Do not think altering a suit to fit cannot be afforded on a college budget, it can.

The goal is to share all the knowledge and keys of wisdom I posses in order to help maximize young men’s formal attire.

Tailoring does not mean custom made. It is purely taking the suit from off the sales rack and changing it from unaltered to form fitted.

Tailoring is just the proper term for the tailor who makes the alterations.

The first step of fitting a suit is making sure the jacket is the correct size.

Too often young men purchase suit jackets and pants that make them look unkempt.

The sleeve length, once the hands are at the side of the body, should stop at the top of the wrist.
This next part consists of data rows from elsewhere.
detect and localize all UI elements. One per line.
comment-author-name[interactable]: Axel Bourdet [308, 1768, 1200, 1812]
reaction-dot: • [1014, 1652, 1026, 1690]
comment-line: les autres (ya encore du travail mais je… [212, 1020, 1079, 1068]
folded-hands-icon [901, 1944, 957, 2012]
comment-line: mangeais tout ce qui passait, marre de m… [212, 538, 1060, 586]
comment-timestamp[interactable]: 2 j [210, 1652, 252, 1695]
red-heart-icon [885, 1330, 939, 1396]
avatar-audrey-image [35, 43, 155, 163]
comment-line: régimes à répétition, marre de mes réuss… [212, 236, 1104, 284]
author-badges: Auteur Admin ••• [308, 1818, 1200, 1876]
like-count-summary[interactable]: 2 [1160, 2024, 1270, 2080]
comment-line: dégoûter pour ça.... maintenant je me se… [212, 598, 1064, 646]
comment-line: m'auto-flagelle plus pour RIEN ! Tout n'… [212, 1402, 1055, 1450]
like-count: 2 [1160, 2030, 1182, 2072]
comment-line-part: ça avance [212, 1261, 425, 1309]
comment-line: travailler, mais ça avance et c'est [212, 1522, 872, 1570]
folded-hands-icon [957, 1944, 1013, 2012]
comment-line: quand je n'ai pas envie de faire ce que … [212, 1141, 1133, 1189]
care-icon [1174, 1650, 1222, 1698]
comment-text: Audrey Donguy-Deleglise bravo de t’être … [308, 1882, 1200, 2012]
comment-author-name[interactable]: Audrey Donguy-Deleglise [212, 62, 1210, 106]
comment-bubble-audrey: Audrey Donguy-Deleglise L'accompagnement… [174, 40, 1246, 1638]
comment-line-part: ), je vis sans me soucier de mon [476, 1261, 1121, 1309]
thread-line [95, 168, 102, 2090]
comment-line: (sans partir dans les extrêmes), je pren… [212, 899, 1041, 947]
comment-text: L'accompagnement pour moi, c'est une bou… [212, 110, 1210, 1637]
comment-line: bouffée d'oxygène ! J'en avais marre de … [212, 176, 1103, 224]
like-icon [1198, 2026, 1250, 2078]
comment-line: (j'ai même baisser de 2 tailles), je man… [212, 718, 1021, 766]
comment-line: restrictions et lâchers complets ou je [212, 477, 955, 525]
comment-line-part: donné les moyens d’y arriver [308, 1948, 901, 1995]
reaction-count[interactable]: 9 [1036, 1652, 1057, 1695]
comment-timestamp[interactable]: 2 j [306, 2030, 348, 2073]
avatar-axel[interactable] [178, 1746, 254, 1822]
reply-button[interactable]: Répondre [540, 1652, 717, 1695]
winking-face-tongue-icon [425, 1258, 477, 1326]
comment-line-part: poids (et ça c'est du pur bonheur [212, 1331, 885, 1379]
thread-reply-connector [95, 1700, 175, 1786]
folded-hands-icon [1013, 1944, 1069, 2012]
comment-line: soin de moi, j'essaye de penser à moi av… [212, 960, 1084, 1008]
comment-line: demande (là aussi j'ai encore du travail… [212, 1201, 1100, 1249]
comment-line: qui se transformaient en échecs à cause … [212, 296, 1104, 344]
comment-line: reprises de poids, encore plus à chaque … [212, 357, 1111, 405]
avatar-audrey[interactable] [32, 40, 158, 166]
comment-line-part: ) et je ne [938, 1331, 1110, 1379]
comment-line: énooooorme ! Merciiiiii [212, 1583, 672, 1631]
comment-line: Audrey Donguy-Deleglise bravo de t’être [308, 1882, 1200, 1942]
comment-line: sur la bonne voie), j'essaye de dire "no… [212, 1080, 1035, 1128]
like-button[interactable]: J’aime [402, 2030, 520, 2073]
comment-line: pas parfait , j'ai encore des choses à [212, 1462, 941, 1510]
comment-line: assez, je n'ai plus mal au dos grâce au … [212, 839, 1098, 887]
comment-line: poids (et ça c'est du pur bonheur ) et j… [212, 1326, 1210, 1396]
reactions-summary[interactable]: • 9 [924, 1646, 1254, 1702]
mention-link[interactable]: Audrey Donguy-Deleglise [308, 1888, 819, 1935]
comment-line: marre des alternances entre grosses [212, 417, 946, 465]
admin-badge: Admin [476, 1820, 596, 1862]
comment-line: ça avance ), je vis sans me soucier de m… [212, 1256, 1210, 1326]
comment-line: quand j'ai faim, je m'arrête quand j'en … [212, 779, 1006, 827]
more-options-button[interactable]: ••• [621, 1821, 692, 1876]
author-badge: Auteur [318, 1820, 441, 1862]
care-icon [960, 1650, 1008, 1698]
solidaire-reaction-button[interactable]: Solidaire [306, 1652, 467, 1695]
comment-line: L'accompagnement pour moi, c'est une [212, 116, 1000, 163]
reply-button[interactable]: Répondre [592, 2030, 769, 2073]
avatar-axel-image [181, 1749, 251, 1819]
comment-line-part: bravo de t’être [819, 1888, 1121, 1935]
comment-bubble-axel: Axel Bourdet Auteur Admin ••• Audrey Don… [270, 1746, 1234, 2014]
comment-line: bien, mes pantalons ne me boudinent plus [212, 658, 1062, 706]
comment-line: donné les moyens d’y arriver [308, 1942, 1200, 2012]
Second, the jacket shoulders should fall evenly on the gentleman’s shoulders and not hang over the sides, which gives the 80’s power broker look.

Third, the jacket should have no more then three buttons – two buttons is the best. Anymore than three is unsightly and very unprofessional.

Fourth, the back of the suit jacket should either have one slit in the back, a center vent, or two slits, side vents.

Lastly, the suit jacket should fall right before the end of the fingers so that they may be cupped under the jacket.

Jackets that are too long and come to the knees are just tacky.

It is much better to have a shorter jacket because it makes the legs look longer.

Tailoring a jacket to fit will be $40 to $50. A quality suit can be bought for around $200- $250 dollars.

Alterations consist of having the jacket taken in on the sides, giving an hourglass shape. It’s also good to have the sleeves lengthened or shortened to the gentleman’s exact measurement.

Remember, a slim is tie always best with any fitted suit as opposed to a 3 ½ to 4 inch wide tie.

As for the pants, that is very simple. No pleats unless you are heavyset. Pleated pants make thin men look wider; the pants should have a single crease down the middle.

To cuff or not, is up to the individual. However, cuffs should be on suits of heavier material like tweed or wool. The bottom of the pants should fall on the top of the shoe and not touch the ground in the back or cover the laces on the shoe. If they do, the pants are too long.

The best way to avoid this is to always buy pants unfinished, requiring them to hemmed in the store.

This will enable pants to be an exact fit with very little break in the front.

Pants that are baggy at the bottom look sloppy.

*Tip of the week, stay away from loud colors and very bold patterns.